Diyelim bir fotoğrafınız bir firmanın reklamında kullanıldı. Fotoğrafı kullanan şirket, reklam çalışmasını yapan reklam ajansı ve matbaa işin suç ortakları. Suç birlikte işleniyor. Şirketlerin yöneticileri ve yapılan çalışmada katkısı olanlar sorumlu. Ama Türkiye’de henüz bir fotoğraf için bu kapsamda açılmış ve sonuçlanmış bir dava bildiğim kadarı ile yok. Bir ya da bir kaç örnek oluşursa cesaret edenler ciddi ölçüde azalacaktır.
Bilgi işlem sektörüne bakarsanız BSA gibi bir organizasyonun yaptığı çalışmalar sonucunda Türkiye’de de yasal kullanım oranında ciddi artışlar sağlandığını göreceksiniz. BSA’nın çalışma tarzına bakarsanız amaç ceza vermekten çok, sık sık kaçak kullanımın riskini hatırlatarak yasal kullanıma teşvik etmek ve lisanslı kullanım oranını arttırmaktır.

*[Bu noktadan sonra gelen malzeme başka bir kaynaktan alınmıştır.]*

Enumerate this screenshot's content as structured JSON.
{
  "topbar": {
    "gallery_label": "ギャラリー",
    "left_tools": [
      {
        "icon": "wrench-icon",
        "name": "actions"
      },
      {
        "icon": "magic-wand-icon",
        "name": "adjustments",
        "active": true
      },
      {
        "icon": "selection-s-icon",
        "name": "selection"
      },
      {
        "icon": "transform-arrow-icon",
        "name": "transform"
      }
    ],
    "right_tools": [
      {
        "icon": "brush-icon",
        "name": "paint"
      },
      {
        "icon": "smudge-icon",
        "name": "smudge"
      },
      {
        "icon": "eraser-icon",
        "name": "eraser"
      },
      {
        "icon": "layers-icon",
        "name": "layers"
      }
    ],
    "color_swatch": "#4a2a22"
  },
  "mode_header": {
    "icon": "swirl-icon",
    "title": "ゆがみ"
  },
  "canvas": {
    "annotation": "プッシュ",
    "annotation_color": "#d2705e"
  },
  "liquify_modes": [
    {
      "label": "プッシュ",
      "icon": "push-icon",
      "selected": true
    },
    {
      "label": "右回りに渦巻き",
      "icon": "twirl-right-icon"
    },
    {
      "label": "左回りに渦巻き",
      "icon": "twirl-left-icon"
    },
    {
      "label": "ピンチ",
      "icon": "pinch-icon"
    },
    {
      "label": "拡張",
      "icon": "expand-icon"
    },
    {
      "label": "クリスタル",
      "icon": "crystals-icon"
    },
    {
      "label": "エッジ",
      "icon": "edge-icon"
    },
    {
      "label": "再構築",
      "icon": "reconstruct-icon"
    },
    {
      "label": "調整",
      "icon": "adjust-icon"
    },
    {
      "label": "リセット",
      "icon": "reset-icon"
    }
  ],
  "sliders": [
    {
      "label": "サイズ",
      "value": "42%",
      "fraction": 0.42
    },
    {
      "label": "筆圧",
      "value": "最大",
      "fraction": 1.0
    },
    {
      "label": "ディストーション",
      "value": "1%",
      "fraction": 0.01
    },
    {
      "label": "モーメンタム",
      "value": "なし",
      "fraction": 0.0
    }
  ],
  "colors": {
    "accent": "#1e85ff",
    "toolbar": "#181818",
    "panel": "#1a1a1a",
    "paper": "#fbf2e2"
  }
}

Fotoğraf federasyonumuz, PTFD, görsel stok ajanslarımız ve benzeri kurumlar bir araya gelerek yada tek tek, her fırsatta görsel kullanıcısı olan kurumlara lisanssız/izinsiz görsel kullanmanın riskini hatırlatmalı bu yönde çaba harcamalıdır.
Tecavüzcülerimizin peşine düşmediğimiz sürece ve tecavüzcülerimizle evlenip onları cezadan kurtardığımız sürece tecavüz eden çok olacaktır.